Belle’s discussion of Scrooge’s love for money serves to explain how he ended up lonely and miserly.
In some ways, we have more sympathy for Scrooge as a result of learning that his fiancé dumped him. She told him that he cared more about money than he did for her.
“ … Another idol has displaced me; and if it can cheer and comfort you in time to come, as I would have tried to do, I have no just cause to grieve.” (Stave 2)
However, she has a point. Scrooge tells her that the world is hard on people who want to be rich, but harder on those who are poor. Still, it is clear that Scrooge was deeply affected by the fact that Belle dumped him. In fact, it is probably one of the reasons that he was pretty much alone for the rest of his life.
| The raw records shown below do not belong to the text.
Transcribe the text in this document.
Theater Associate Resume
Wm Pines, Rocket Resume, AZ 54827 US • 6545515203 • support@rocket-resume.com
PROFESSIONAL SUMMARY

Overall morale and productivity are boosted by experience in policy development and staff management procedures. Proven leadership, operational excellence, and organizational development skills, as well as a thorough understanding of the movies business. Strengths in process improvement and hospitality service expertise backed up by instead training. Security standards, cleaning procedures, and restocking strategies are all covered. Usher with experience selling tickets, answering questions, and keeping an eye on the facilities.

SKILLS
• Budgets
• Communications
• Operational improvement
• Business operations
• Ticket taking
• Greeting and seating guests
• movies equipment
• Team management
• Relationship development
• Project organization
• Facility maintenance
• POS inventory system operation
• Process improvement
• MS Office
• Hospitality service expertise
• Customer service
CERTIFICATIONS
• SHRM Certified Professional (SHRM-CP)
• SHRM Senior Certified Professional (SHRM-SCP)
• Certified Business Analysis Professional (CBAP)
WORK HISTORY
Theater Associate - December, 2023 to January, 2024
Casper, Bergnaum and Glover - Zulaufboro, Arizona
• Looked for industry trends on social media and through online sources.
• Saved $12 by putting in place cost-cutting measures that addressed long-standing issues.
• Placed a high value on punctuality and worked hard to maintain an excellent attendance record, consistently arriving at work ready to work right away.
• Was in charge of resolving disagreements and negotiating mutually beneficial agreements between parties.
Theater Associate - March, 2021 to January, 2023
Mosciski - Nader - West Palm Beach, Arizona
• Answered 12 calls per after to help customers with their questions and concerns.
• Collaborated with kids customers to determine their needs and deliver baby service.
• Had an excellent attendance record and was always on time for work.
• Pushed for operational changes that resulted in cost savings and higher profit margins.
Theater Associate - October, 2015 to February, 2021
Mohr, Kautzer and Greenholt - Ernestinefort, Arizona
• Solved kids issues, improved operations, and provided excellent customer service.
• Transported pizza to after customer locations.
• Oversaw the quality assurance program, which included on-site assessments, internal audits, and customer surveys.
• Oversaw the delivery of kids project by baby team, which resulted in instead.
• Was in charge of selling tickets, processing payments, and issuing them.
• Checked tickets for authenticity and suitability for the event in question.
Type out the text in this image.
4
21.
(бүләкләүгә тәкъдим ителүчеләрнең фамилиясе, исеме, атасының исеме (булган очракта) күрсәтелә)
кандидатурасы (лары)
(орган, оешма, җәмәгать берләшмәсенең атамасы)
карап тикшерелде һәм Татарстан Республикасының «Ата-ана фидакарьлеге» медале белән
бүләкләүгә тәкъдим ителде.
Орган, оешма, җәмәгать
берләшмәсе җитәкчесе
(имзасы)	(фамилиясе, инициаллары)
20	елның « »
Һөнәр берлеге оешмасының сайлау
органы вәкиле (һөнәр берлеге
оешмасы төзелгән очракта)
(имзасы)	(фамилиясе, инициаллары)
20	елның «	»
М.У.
We know this because of Scrooge’s reaction to seeing Belle, both when she dumped him and as an older woman. When he sees Belle dumping his younger self, he asks the Ghost of Christmas Past, “Why do you delight to torture me?” However, his reaction to seeing her later, on the day Marley died, is even stronger.
“Remove me!” Scrooge exclaimed, “I cannot bear it!”
He turned upon the Ghost, and seeing that it looked upon him with a face, in which in some strange way there were fragments of all the faces it had shown him, wrestled with it. (Stave 2)
It is almost as if seeing this scene reminded Scrooge of all he has lost. That was the night he lost his partner, and the ghost chose that night to show him Belle’s future. Belle was not alone. She had a husband and a brood of children. She was happy. Scrooge, as he was reminded, had no one. The one person he did have died that night, and he spent the night working.
These scenes do create some sympathy for Scrooge in the mind of the reader. After all, he was not always a lonely old miser. We learn that he had his heart broken. However, he had already started down his current path at the time Belle dumped him. His pursuit of wealth against all odds is why she dumped him.